KARACHI: All Pakistan Textile Mills Association (APTMA) said it expects Pakistan’s textile industry to achieve 20 percent growth in exports in the current financial year if government continued with the policy of regionally competitive energy tariffs.
APTMA Patron-in-Chief Dr Gohar Ejaz said, “Pakistan’s textile industry is expecting notable increase during FY23 with a growth rate above 20 percent given that the government continues with the policy of ‘Regionally Competitive Energy Tariffs’ for exports.”
Textiles posted a record increase of 25 percent in exports during the last fiscal year 2021-22, with an expansion plan of about Rs45 billion under the State Bank of Pakistan’s Long Term Financing Facility (LTFF) and Temporary Economic Refinance Facility (TERF).
“Pakistan’s textile industry plans to import 6 million bales of cotton this year from USA and Brazil,” Ejaz said.
Textiles that makes over three-fifth of the country’s total exports earned $17.62 billion in the eleven months of the last fiscal against $13.74 billion in the same month of last year, showing a growth of 28.26 percent, official data on textile export released so far showed.
In May 2022, year-on-year textile exports grew 56 percent to stand at $1.64 billion as compared to $1.05 billion in the same month a year ago, while month-on-month growth was down 5.6 percent.
The exports of this group stood at $1.73 billion in April 2022. In the textiles group, cotton yarn exports increased 24.2 percent during the period to $1.11 billion compared to $896 million in the same period last year, with May 2022 exports up 48 percent to $106.57 million over the same month last year. Cotton cloth exports increased 30.34 percent to $2.24 billion, knitwear 36.4 percent to $4.65 billion, bedwear 21.68 percent to $3.0 billion, towels 21.66 percent to $1.02 billion, and readymade garments exports grew 30.68 percent to $3.54 billion in these eleven months. Raw cotton exports went up by 10 times to $6.58 million.
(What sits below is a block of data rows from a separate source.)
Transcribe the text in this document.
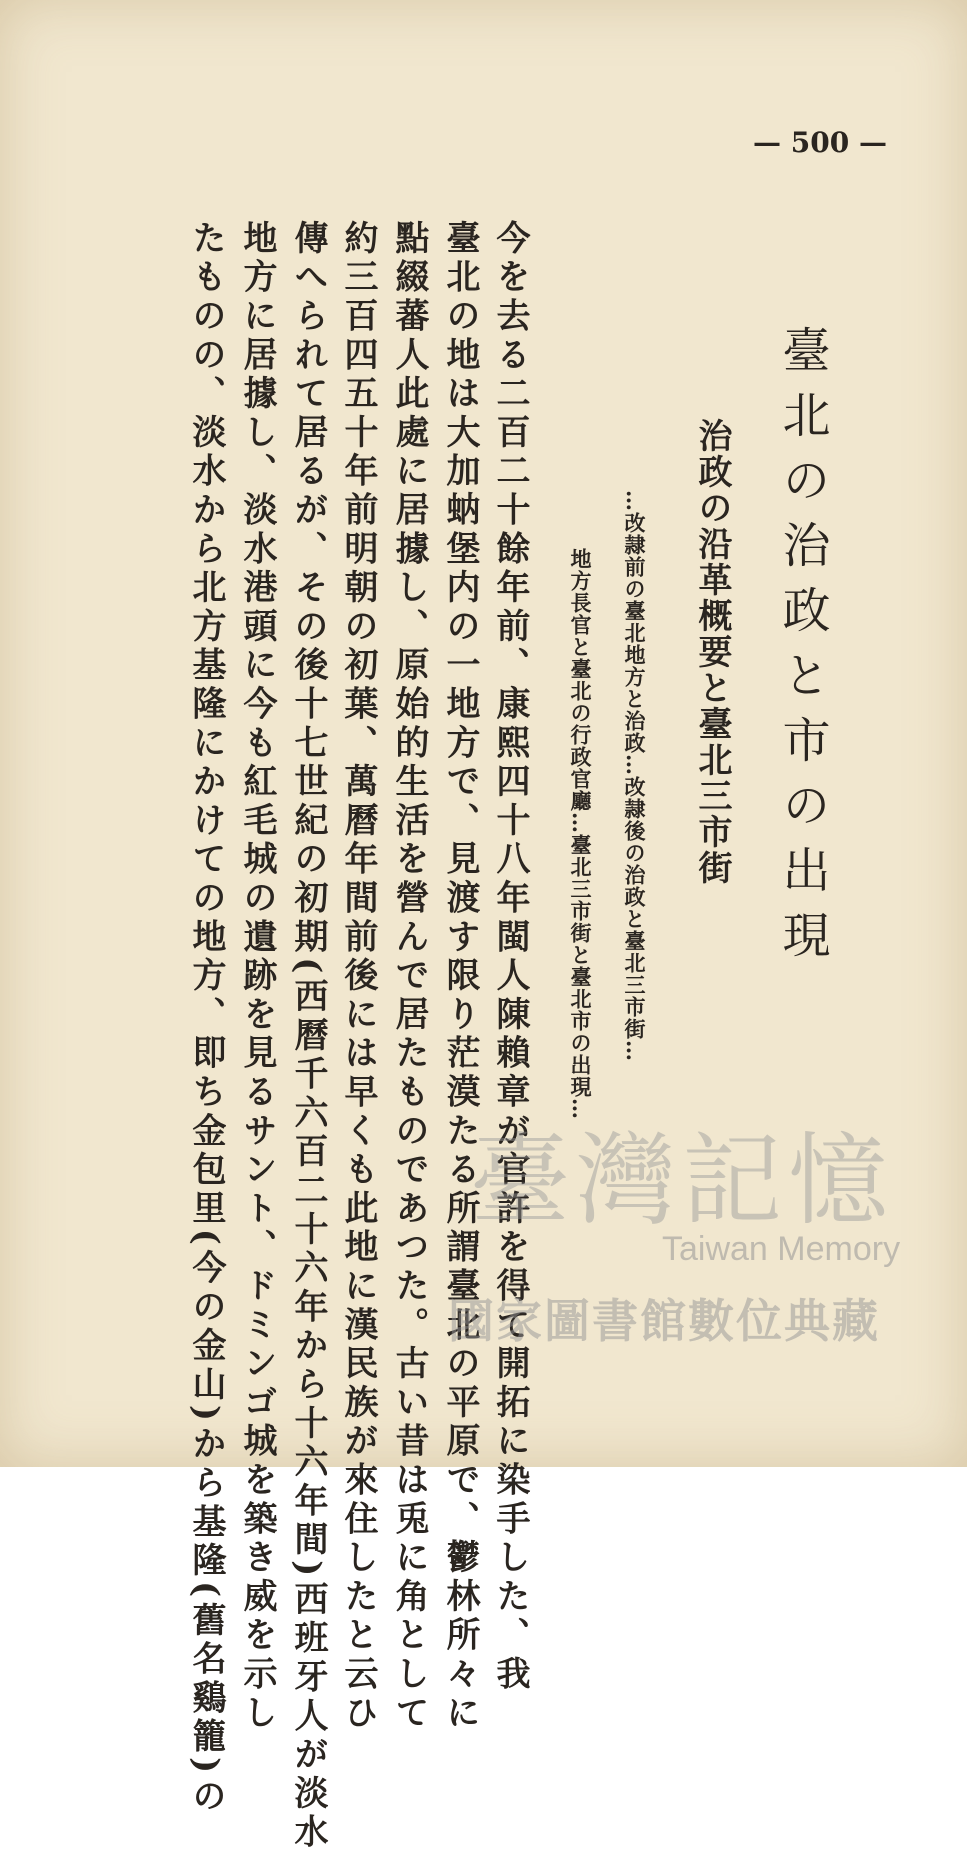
— 500 —
臺北の治政と市の出現
治政の沿革概要と臺北三市街
…改隷前の臺北地方と治政…改隷後の治政と臺北三市街…
地方長官と臺北の行政官廳…臺北三市街と臺北市の出現…
今を去る二百二十餘年前、康熙四十八年閩人陳賴章が官許を得て開拓に染手した、我
臺北の地は大加蚋堡内の一地方で、見渡す限り茫漠たる所謂臺北の平原で、鬱林所々に
點綴蕃人此處に居據し、原始的生活を營んで居たものであつた。古い昔は兎に角として
約三百四五十年前明朝の初葉、萬曆年間前後には早くも此地に漢民族が來住したと云ひ
傳へられて居るが、その後十七世紀の初期(西曆千六百二十六年から十六年間)西班牙人が淡水
地方に居據し、淡水港頭に今も紅毛城の遺跡を見るサント、ドミンゴ城を築き威を示し
たものの、淡水から北方基隆にかけての地方、即ち金包里(今の金山)から基隆(舊名鷄籠)の 臺灣記憶
Taiwan Memory
國家圖書館數位典藏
Curtailing Pakistan’s trade deficit was one of the biggest economic challenge in fiscal year 2022-23 for the government. In case the government was unable to curtail the trade deficit, the country might remain under constant threat of default with its foreign exchange reserves not building up to a secure level, as per businessmen and industrialists. The SBP’s foreign exchange reserves dropped by $99 million to $9.718 billion during the week ended July 7 on external debt payments.